The first episode was criticised for departure from historical fact; Teevan had already resigned himself to such, he admitted in an interview with The Irish Times.

The Irish Catholic criticised what they called the "nasty nuns" subplot; in the historical event that the adoption storyline was based on, Josephine Marchment Brown, a widow working in Victoria Barracks in Cork, lost custody of her son to her in-laws who took the boy to Wales. The IRA kidnapped the boy back for her in return, according to the plot, for her passing information to them. Foreign adoptions from mother-and-baby homes, of the kind depicted in Resistance, did not begin until the 1940s.
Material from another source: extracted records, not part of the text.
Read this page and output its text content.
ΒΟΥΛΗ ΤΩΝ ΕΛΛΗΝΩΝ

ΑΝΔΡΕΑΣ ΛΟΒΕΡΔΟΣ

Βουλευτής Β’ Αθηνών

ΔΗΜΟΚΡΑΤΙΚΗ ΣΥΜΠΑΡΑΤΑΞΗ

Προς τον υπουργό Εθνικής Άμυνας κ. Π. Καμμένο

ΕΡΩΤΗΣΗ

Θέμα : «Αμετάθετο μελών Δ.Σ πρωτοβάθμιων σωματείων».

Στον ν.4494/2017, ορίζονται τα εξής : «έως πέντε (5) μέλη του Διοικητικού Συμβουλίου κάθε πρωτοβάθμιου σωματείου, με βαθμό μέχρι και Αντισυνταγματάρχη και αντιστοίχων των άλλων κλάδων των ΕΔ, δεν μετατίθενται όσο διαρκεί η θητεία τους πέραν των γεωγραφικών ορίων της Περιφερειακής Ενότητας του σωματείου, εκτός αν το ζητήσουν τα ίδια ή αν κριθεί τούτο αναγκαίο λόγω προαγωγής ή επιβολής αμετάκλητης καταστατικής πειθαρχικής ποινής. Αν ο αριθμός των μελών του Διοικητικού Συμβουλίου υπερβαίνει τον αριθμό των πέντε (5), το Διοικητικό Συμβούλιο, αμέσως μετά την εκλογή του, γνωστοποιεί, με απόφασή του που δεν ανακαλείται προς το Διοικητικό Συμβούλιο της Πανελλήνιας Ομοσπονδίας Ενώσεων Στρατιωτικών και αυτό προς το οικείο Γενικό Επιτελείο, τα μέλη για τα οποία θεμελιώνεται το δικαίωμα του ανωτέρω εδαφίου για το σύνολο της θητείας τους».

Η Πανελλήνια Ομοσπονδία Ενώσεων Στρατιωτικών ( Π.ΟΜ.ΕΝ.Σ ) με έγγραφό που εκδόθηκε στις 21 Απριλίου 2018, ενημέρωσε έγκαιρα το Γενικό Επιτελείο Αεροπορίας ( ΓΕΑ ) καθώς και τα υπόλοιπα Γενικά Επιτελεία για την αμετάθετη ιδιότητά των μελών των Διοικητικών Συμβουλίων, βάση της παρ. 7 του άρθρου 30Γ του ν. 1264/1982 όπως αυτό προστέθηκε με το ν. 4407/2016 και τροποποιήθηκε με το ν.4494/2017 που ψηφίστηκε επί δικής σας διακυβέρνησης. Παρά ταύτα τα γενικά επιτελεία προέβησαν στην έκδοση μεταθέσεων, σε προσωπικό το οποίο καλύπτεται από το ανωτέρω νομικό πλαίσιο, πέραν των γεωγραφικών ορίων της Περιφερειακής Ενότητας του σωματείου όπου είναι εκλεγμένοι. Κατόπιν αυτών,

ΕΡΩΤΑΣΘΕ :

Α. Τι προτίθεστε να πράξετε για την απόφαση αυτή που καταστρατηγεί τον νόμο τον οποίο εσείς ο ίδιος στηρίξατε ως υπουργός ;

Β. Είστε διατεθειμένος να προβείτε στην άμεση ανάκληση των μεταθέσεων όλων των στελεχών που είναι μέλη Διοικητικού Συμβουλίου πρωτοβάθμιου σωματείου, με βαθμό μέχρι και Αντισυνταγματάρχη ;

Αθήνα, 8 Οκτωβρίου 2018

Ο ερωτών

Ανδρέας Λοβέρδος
Chris Wasser of the Irish Independent awarded the first episode three stars, saying "What we have here is a reasonably capable and competent drama that, though rough around the edges, suggests we may be in for a stronger and tighter run than last time. […] It isn’t nearly as vital or as thrilling as it needs to be, and Catherine Morshead’s flat direction doesn’t help. But there is something here."

Website IrishCentral was more positive, saying "The first episode of Resistance is deliciously plotted with loyalty, betrayal, irony, but most of all, the bravery of ordinary Dubliners taking on the greatest intelligence service in the world and, as history tells us, eventually winning. Resistance is not to be missed."